Madrugada de julio. Después de un día de sopor los alisios han aparecido envueltos en brisas agradables. Una luna radiante navega un cielo límpido. Convocada por un rito ancestral, una expectante muchedumbre se ha ido congregando desde la medianoche. Están casi todos, los que aún moran allí y los que no, los que ya se han marchado, pero regresan seducidos por la misma nostalgia. Agnósticos, ateos, curiosos y devotos, pobres y ricos, travestis y corpulentos lobos de mar, mujeres de la vida que en años de tristeza sofocaron deseos en Andamana? unidos todos por un mismo anhelo, una misma fiebre. El ladrar de los perros se pierde en el murmullo del gentío que abarrota los aledaños del sagrado recinto. Junto a la enorme puerta hay quienes llevan horas defendiendo su sitio. Quieren ser los primeros este año, quizá alguna promesa. La noche es un saludo, besos y abrazos de gente que se encuentra. Recuerdos.

Añoranzas, que son también un rito. El aire es un bazar de olores que se funde con los efluvios tibios procedentes del puerto. La Isleta huele a algas, a herrumbre de desguace, a trasmallos y redes de barcas a la espera, a silencio, a barruntos del mar. Letanías de amores marineros grabados en la piel en las tardes de tedio. En la esquina de siempre, bajo un roído toldo, una anciana de negro vende garapiñadas de manises y almendras, y manzanas envueltas en rico caramelo de color escarlata sujetas por un palo; más allá, iluminado por una luz tenue, un hombre calvo vigila atentamente un enorme baúl repleto de turrones; junto a él, otro hombre envuelve ardientes tirijalas de calamares secos en papeles de estraza. Se vuelve quieto el aire. La luna es una perla que corona La Isleta. Azules, blancos, amarillos, rojos, violetas?, pequeños banderines de caprichosas formas, flotan por las estrechas calles. De vez en cuando la brisa los agita, produciendo un zumbido de abejorros.

Desde las azoteas del colorista barrio los vecinos ultiman artilugios de pólvora. Fuegos artificiales que prenderán al paso de su reina. Un almizcle de sueños trepa por los andamios de la noche. Se hace el silencio, el público se agolpa. Millares de pupilas se mantienen alerta, perdidas todas en un mismo punto. Incienso y sahumerio emborrachan el aire de La Isleta.

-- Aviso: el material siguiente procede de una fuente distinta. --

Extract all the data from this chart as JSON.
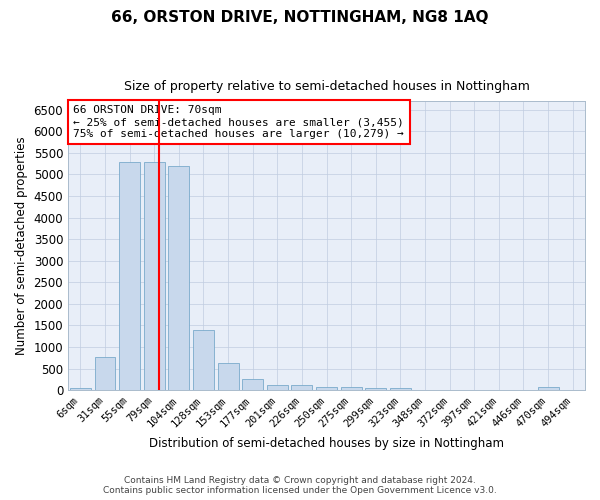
{
  "title": "66, ORSTON DRIVE, NOTTINGHAM, NG8 1AQ",
  "subtitle": "Size of property relative to semi-detached houses in Nottingham",
  "xlabel": "Distribution of semi-detached houses by size in Nottingham",
  "ylabel": "Number of semi-detached properties",
  "footer_line1": "Contains HM Land Registry data © Crown copyright and database right 2024.",
  "footer_line2": "Contains public sector information licensed under the Open Government Licence v3.0.",
  "annotation_line1": "66 ORSTON DRIVE: 70sqm",
  "annotation_line2": "← 25% of semi-detached houses are smaller (3,455)",
  "annotation_line3": "75% of semi-detached houses are larger (10,279) →",
  "bar_color": "#c8d8ec",
  "bar_edge_color": "#7aaacb",
  "plot_bg_color": "#e8eef8",
  "vline_color": "red",
  "grid_color": "#c0cce0",
  "categories": [
    "6sqm",
    "31sqm",
    "55sqm",
    "79sqm",
    "104sqm",
    "128sqm",
    "153sqm",
    "177sqm",
    "201sqm",
    "226sqm",
    "250sqm",
    "275sqm",
    "299sqm",
    "323sqm",
    "348sqm",
    "372sqm",
    "397sqm",
    "421sqm",
    "446sqm",
    "470sqm",
    "494sqm"
  ],
  "bar_values": [
    40,
    780,
    5300,
    5300,
    5200,
    1400,
    630,
    260,
    120,
    120,
    80,
    80,
    60,
    60,
    0,
    0,
    0,
    0,
    0,
    80,
    0
  ],
  "ylim": [
    0,
    6700
  ],
  "yticks": [
    0,
    500,
    1000,
    1500,
    2000,
    2500,
    3000,
    3500,
    4000,
    4500,
    5000,
    5500,
    6000,
    6500
  ],
  "vline_x": 3.2,
  "figsize": [
    6.0,
    5.0
  ],
  "dpi": 100,
  "fig_bg_color": "#ffffff"
}
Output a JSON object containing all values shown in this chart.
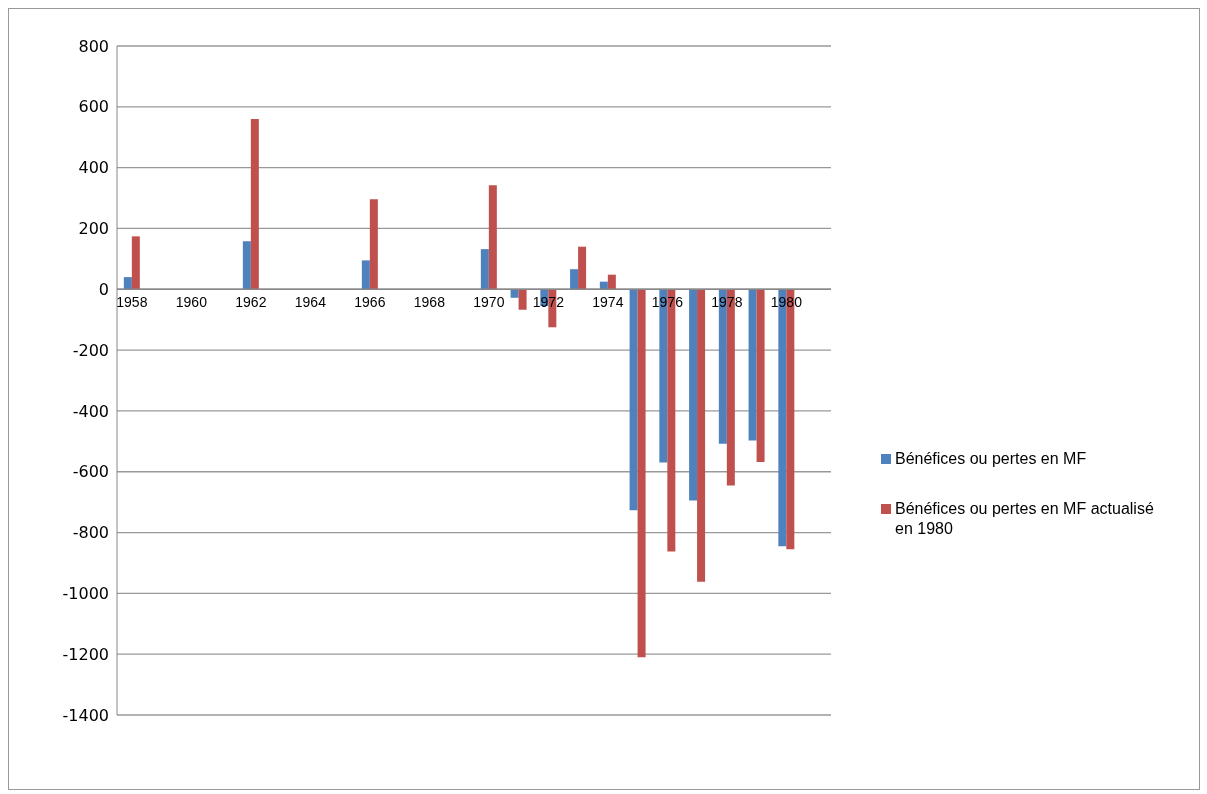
{
  "chart_data": {
    "type": "bar",
    "categories": [
      "1958",
      null,
      "1960",
      null,
      "1962",
      null,
      "1964",
      null,
      "1966",
      null,
      "1968",
      null,
      "1970",
      null,
      "1972",
      null,
      "1974",
      null,
      "1976",
      null,
      "1978",
      null,
      "1980",
      null
    ],
    "series": [
      {
        "name": "Bénéfices ou pertes en MF",
        "color": "#4f81bd",
        "values": [
          40,
          null,
          null,
          null,
          158,
          null,
          null,
          null,
          95,
          null,
          null,
          null,
          132,
          -28,
          -55,
          66,
          25,
          -727,
          -570,
          -695,
          -508,
          -497,
          -845,
          null
        ]
      },
      {
        "name": "Bénéfices ou pertes en MF actualisé en 1980",
        "color": "#c0504d",
        "values": [
          174,
          null,
          null,
          null,
          560,
          null,
          null,
          null,
          296,
          null,
          null,
          null,
          342,
          -67,
          -125,
          140,
          48,
          -1210,
          -862,
          -962,
          -645,
          -568,
          -855,
          null
        ]
      }
    ],
    "ylim": [
      -1400,
      800
    ],
    "yticks": [
      -1400,
      -1200,
      -1000,
      -800,
      -600,
      -400,
      -200,
      0,
      200,
      400,
      600,
      800
    ],
    "grid": "y",
    "legend": "right"
  }
}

-¡¡Ya sale!! ¡¡Ya sale!! -grita alguien.

El gentío abre un hueco.

Flotando sobre un manto de blancas rosas y claveles blancos, iluminada por una cascada de velones de cera, aparece la Virgen marinera.

Repique de campanas?, aplausos, tambores, flautas, trombones y cornetas? una banda de música de un blanco incandescente. Salva de voladores iluminan la noche con diademas de fuego que al descender semejan fugaces estrellas.

-¡Guapa! -le dice una mujer.

-¡¡Viva la reina de La Isleta!! -le grita otra.

Varias personas lloran. Emergen las ausencias.

El paso se estremece y se agita en el aire. Toda la lucernaria zigzaguea. Dice la gente que voló una pena.

Como un calidoscopio, la procesión se extiende por la serpiente de asfalto de El Puentillo: el cura, monaguillos, fervorosos devotos, damas del Evangelio y misa de los sábados, la banda engalanada de un blanco casi impuro, el llameante trono de la reina, la multitud expectante, la noche ya sin luna. La calle Benartemi es un silencio a punto de iniciar su recorrido. Madrugá, La Aurora de La Isleta.

Desde el puerto retumban lamentos de sirenas.

Los bostezos del mar se hacen vaho en las calles del viejo barrio cambullonero. Sobre el trono de flores todo se ha vuelto púrpura. Amanece. La Aurora continúa su recorrido por las calles en cuesta.

Café y pan caliente embriagan la mañana de La Isleta.